Fakat ikinci dalga, Ekim1918’de hız kazandığında Bern Kantonu’nun yetkili makamları ilk dalgaya verdiği tepkiden farklı olarak ikircikli bir tavır ortaya koydu. Ekonomik sonuçların yenilenmesinden doğan korku resmi kurumlarca alınması gereken önlemlerin sorumluluğunun –komşu ülke Almanya ile benzer şekilde- bireylere bırakılmasına sebep oldu. Bu yanlış tavır, ülke çapında vaka sayılarının ciddi şekilde artmasına ve binlerce insanın ölümüne neden oldu. Jüni konuya ilişkin “Bu tutuk ve merkezi olmayan yaklaşım şekli ölümcül sonuçlara yol açtı ve ikinci dalganın hem daha yıkıcı olmasına hem de daha uzun sürmesine neden oldu.” diyor. Daha da kötüsü yetkili makamların önlem almaktaki yetersiz, belirsiz ve merkezi olmayan yaklaşımı sosyal sonuçları beraberinde getirdi. 1918 Kasım’ında artan vakalar nedeniyle zaten hayat şartları zor olan işçiler, ekonomik baskının altında daha fazla ezilmeye katlanamadılar ve ülke çapında büyük bir greve gittiler. Bu gibi gelişmelerin sonunda grip salgınının ikinci dalgası, Bern kantonunda bildirilen hastalıkların ve ölümlerin yaklaşık yüzde 80’inden sorumluydu.
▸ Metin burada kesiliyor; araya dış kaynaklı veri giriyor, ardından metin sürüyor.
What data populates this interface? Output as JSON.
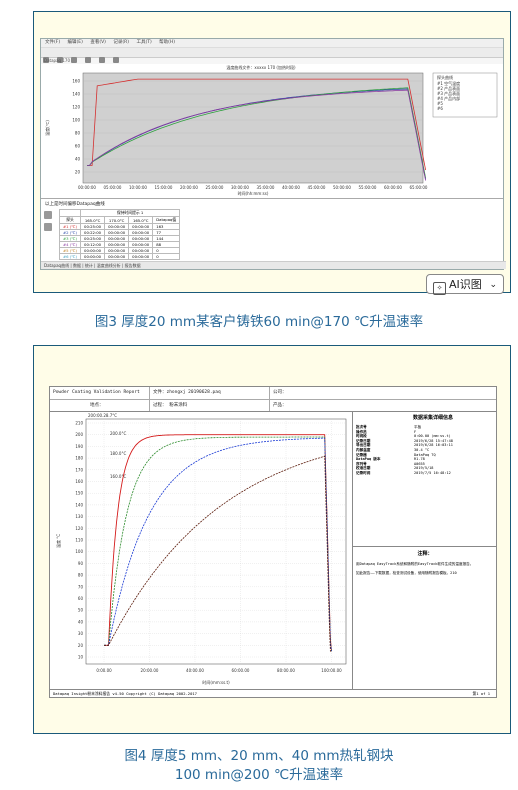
{
  "figure3": {
    "caption": "图3 厚度20 mm某客户铸铁60 min@170 ℃升温速率",
    "menu": [
      "文件(F)",
      "编辑(E)",
      "查看(V)",
      "记录(R)",
      "工具(T)",
      "帮助(H)"
    ],
    "tab_label": "Datapaq 170",
    "chart_title": "温度曲线文件：xxxxx 170 (加热时段)",
    "y_axis_label": "温度(℃)",
    "x_axis_label": "时间(hh:mm:ss)",
    "y_ticks": [
      "160",
      "140",
      "120",
      "100",
      "80",
      "60",
      "40",
      "20"
    ],
    "x_ticks": [
      "00:00:00",
      "05:00:00",
      "10:00:00",
      "15:00:00",
      "20:00:00",
      "25:00:00",
      "30:00:00",
      "35:00:00",
      "40:00:00",
      "45:00:00",
      "50:00:00",
      "55:00:00",
      "60:00:00",
      "65:00:00"
    ],
    "legend_title": "探头曲线",
    "legend_items": [
      "#1 空气温度",
      "#2 产品表面",
      "#3 产品表面",
      "#4 产品内部",
      "#5",
      "#6"
    ],
    "bottom_panel_title": "以上是时间偏移Datapaq曲线",
    "table": {
      "group_header": "保持时间提示 1",
      "headers": [
        "探头",
        "165.0°C",
        "170.0°C",
        "165.0°C",
        "Datapaq值"
      ],
      "rows": [
        [
          "#1 (℃)",
          "00:25:00",
          "00:00:00",
          "00:00:00",
          "163"
        ],
        [
          "#2 (℃)",
          "00:22:00",
          "00:00:00",
          "00:00:00",
          "77"
        ],
        [
          "#3 (℃)",
          "00:25:00",
          "00:00:00",
          "00:00:00",
          "144"
        ],
        [
          "#4 (℃)",
          "00:12:00",
          "00:00:00",
          "00:00:00",
          "88"
        ],
        [
          "#5 (℃)",
          "00:00:00",
          "00:00:00",
          "00:00:00",
          "0"
        ],
        [
          "#6 (℃)",
          "00:00:00",
          "00:00:00",
          "00:00:00",
          "0"
        ]
      ]
    },
    "status_bar": "Datapaq曲线 | 数据 | 统计 | 温度曲线分析 | 报告数据",
    "ai_button_label": "AI识图",
    "series_colors": [
      "#d43030",
      "#2a4aa8",
      "#30a040",
      "#8a3aa0"
    ]
  },
  "figure4": {
    "caption_line1": "图4 厚度5 mm、20 mm、40 mm热轧钢块",
    "caption_line2": "100 min@200 ℃升温速率",
    "header": {
      "report_title": "Powder Coating Validation Report",
      "file_label": "文件：",
      "file_value": "zhongxj 20190628.paq",
      "company_label": "公司：",
      "site_label": "地点：",
      "process_label": "过程：",
      "process_value": "粉末涂料",
      "product_label": "产品："
    },
    "info_title": "数据采集详细信息",
    "info_rows": [
      [
        "批次号",
        "平板"
      ],
      [
        "操作员",
        "F"
      ],
      [
        "时间段",
        "0:00.00 (mm:ss.t)"
      ],
      [
        "记录日期",
        "2019/6/28 15:47:48"
      ],
      [
        "导出日期",
        "2019/6/28 16:03:11"
      ],
      [
        "内部温度",
        "30.4 °C"
      ],
      [
        "记录器",
        "DataPaq TQ"
      ],
      [
        "DataPaq 版本",
        "R1.78"
      ],
      [
        "序列号",
        "A0655"
      ],
      [
        "校准日期",
        "2019/5/18"
      ],
      [
        "记录时间",
        "2019/7/5 16:48:12"
      ]
    ],
    "notes_title": "注释：",
    "notes_body": "用Datapaq EasyTrack系统和随附的EasyTrack软件生成的温度报告。",
    "notes_body2": "如此报告——下载数据，检查测试设备，使用随附报告模板。210",
    "y_axis_label": "温度 °C",
    "x_axis_label": "时间(mm:ss.t)",
    "y_ticks": [
      "210",
      "200",
      "190",
      "180",
      "170",
      "160",
      "150",
      "140",
      "130",
      "120",
      "110",
      "100",
      "90",
      "80",
      "70",
      "60",
      "50",
      "40",
      "30",
      "20",
      "10"
    ],
    "x_ticks": [
      "0:00.00",
      "20:00.00",
      "40:00.00",
      "60:00.00",
      "80:00.00",
      "100:00.00"
    ],
    "top_marker": "200:00.28.7°C",
    "markers": [
      "200.0°C",
      "180.0°C",
      "160.0°C"
    ],
    "footer_left": "Datapaq Insight粉末涂料报告 v4.50  Copyright (C) Datapaq 2002-2017",
    "footer_right": "第1 of 1",
    "series_colors": [
      "#d41a1a",
      "#2a8a2a",
      "#1a3ad4",
      "#5a1a0a"
    ]
  }
}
Bilim insanlarına göre, 1918’deki Influenza salgınının gidişatı ve özellikle ikinci dalgayı güçlendiren faktörler güncel Korona pandemisi ile açık bir şekilde paralel. İsviçre’deki ikinci dalga hem 1918 hem de 2020’de neredeyse aynı haftada başladı ve yetkili makamların tepkisi her iki salgında da benzerdi. Staub, “İki pandemi arasında ciddi farklılıklar olsa da 1918 ile 2020 arasında artan paralellikler dikkate değer.” diyor.